I had an opportunity to tour and meet with one of the CNM at the Mid Wife Center. It was an incredible experience to see their facility and talk to them about their birthing ideaology and patient care. It was such a positive experience. Wish in Pittsburgh that we had more birth options such as their facility but it seems that more CNM are being pushed out. They created their own center because their CNM practice at AGH was discontinued d/t increased prices, etc. Glad they fought the good fight to create their center.

Specializes in OB, lactation.
Mitchsmom,

I had an opportunity to tour and meet with one of the CNM at the Mid Wife Center. It was an incredible experience to see their facility and talk to them about their birthing ideaology and patient care.
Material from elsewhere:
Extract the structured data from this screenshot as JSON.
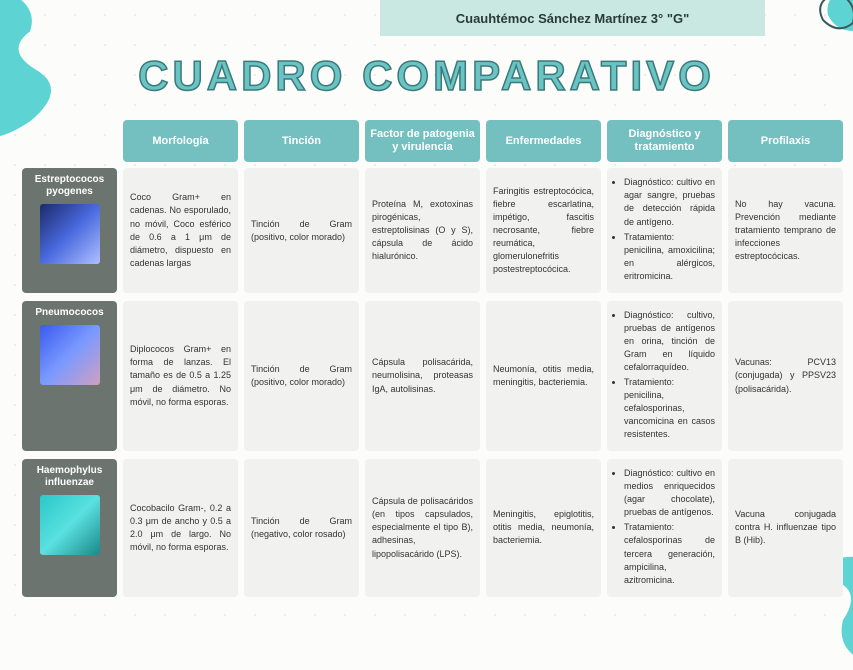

It was such a positive experience. Wish in Pittsburgh that we had more birth options such as their facility but it seems that more CNM are being pushed out. They created their own center because their CNM practice at AGH was discontinued d/t increased prices, etc. Glad they fought the good fight to create their center.

Yes, I hope they have a thriving practice and can stay in business! Do they deliver at the center and at the hospital or just at the center?

They deliver at both the mid wife center and at the hospital. However, the mid wife center does not offer epidurals because there is no anastesh. on site.

They have three birthing rooms that you can see on their website. It's a very "homey" feel. There is a kitchen down the hall from the birthing rooms so that family and friends can stay at the center while mom is laboring and have a place to meet and eat or cook food if they want.

They have a couple exam rooms and do all kinds of woman care. They also have a classroom/learning center in the basement for education.

They haven't done too many births at the center yet because they have been having problems getting accepted by insurance companies. Not because they are risky or anything but because when they were in the process of organizing the center they didn't realize how long it would take for insurance to accept them.